Eating fats will keep you full for longer, which means you will have more energy to go through your day. Because they are calorie-dense, you will need to eat less often, and you will continue losing weight. Burning fat while eating fat, that is the keto way.

 

Tip #4: Take Care Of Electrolytes

 

We mentioned how starting the keto diet can lead to the loss of electrolytes, and you need to address this issue if you want to avoid or shorten the keto flu.

First, feel free to add more salt to the food. This will not only help you to recuperate the loss of sodium but will also help you hold more water. You can also try our Keto Boost supplement, which has BHB sodium and energy complex, which will help you get into ketosis faster.

As for potassium, avocado is an excellent source of that and is a staple of keto nutrition, so make sure to eat it. Leafy green vegetables contain potassium too, and also magnesium, which is another electrolyte that most keto dieters lack.

Many sports drinks contain electrolytes, and they can help as they will keep you hydrated too. Just remember to read the label and make sure you are drinking sugar-free versions.

 

Tip #5: Rest

 

Although this is not the real flu, make sure you are resting enough when facing keto flu symptoms. That means avoiding strenuous activities such as hard gym sessions, but also heavy cardio. You will have issues performing at the highest levels anyway, as you will experience muscle cramping.

Also, prioritize sleep. Eight hours every night is mandatory, so go to bed on time and wake up early. Also, reduce caffeine six hours before bed.

But, for many people, not even this is enough, which is why we developed a Keto Sleep formula, that will help you get a full night's sleep and recover from keto flu faster.

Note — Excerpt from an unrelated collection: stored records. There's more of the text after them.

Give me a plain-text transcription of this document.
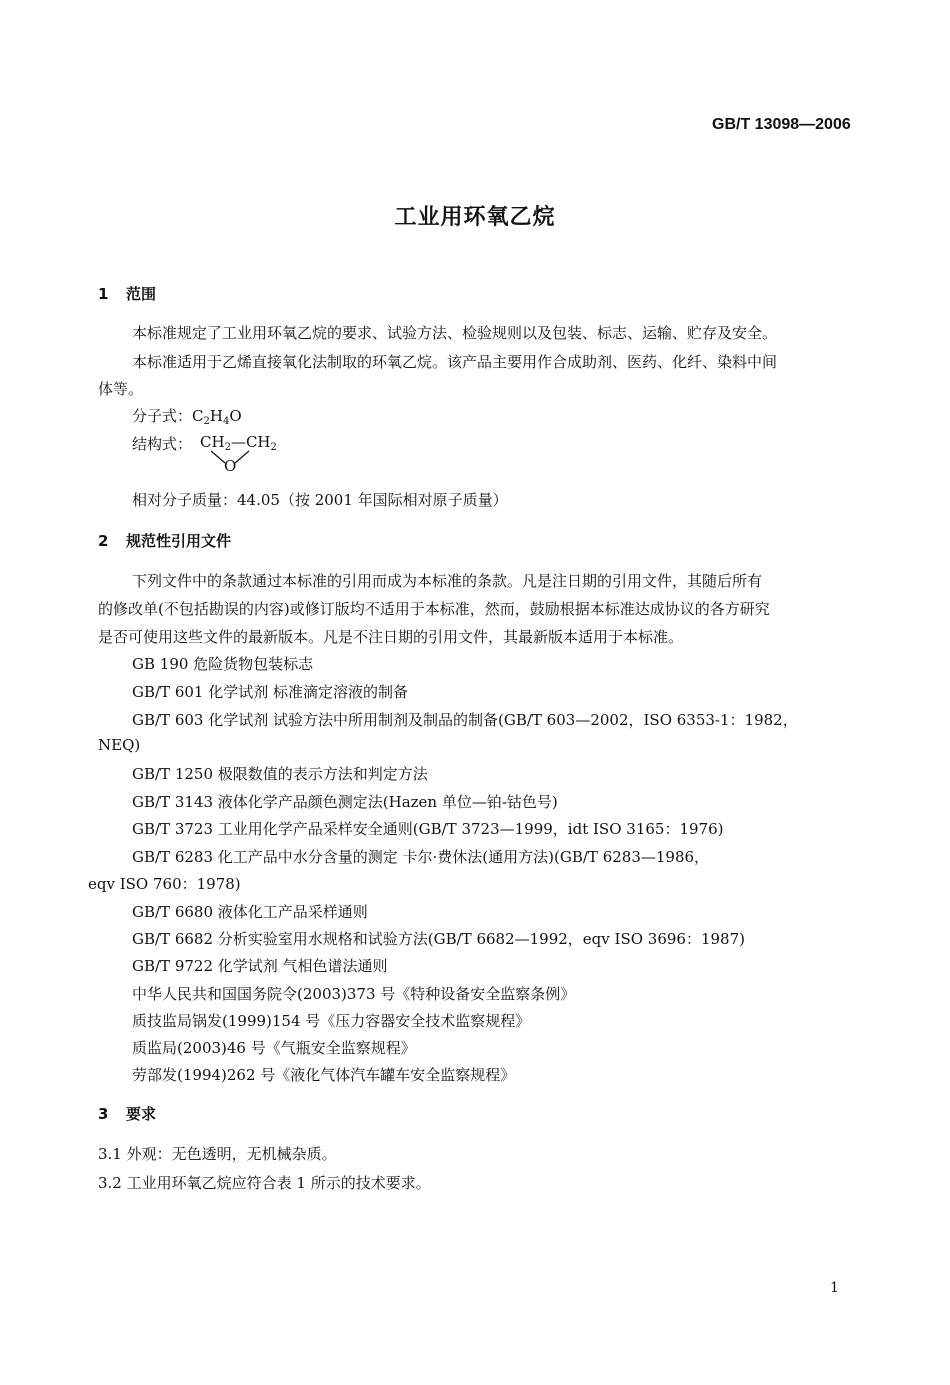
GB/T 13098—2006
工业用环氧乙烷
1 范围
本标准规定了工业用环氧乙烷的要求、试验方法、检验规则以及包装、标志、运输、贮存及安全。
本标准适用于乙烯直接氧化法制取的环氧乙烷。该产品主要用作合成助剂、医药、化纤、染料中间
体等。
分子式：$C_2H_4O$
结构式： $CH_2—CH_2$
O
相对分子质量：44.05（按 2001 年国际相对原子质量）
2 规范性引用文件
下列文件中的条款通过本标准的引用而成为本标准的条款。凡是注日期的引用文件，其随后所有
的修改单(不包括勘误的内容)或修订版均不适用于本标准，然而，鼓励根据本标准达成协议的各方研究
是否可使用这些文件的最新版本。凡是不注日期的引用文件，其最新版本适用于本标准。
GB 190 危险货物包装标志
GB/T 601 化学试剂 标准滴定溶液的制备
GB/T 603 化学试剂 试验方法中所用制剂及制品的制备(GB/T 603—2002，ISO 6353-1：1982，
NEQ)
GB/T 1250 极限数值的表示方法和判定方法
GB/T 3143 液体化学产品颜色测定法(Hazen 单位—铂-钴色号)
GB/T 3723 工业用化学产品采样安全通则(GB/T 3723—1999，idt ISO 3165：1976)
GB/T 6283 化工产品中水分含量的测定 卡尔·费休法(通用方法)(GB/T 6283—1986，
eqv ISO 760：1978)
GB/T 6680 液体化工产品采样通则
GB/T 6682 分析实验室用水规格和试验方法(GB/T 6682—1992，eqv ISO 3696：1987)
GB/T 9722 化学试剂 气相色谱法通则
中华人民共和国国务院令(2003)373 号《特种设备安全监察条例》
质技监局锅发(1999)154 号《压力容器安全技术监察规程》
质监局(2003)46 号《气瓶安全监察规程》
劳部发(1994)262 号《液化气体汽车罐车安全监察规程》
3 要求
3.1 外观：无色透明，无机械杂质。
3.2 工业用环氧乙烷应符合表 1 所示的技术要求。
1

What Is Keto Flu, And How To Fight It

Bottom Line: Keto Flu Is Just A Temporary Annoyance

 

Yes, keto flu sucks! But, this is just a slight bump on the ketosis highway. Once you get rolling and enter full ketosis, you will start seeing results you never expected to be real. Your gut will start melting, and at the same time, you will be full of energy, won't feel hungry, and your cognitive performance will be at its peak. Those are the reasons why so many people worldwide love the ketogenic lifestyle. With the right strategy, you will avoid or reduce keto flu symptoms, and experience all the benefits the keto diet brings in no time at all.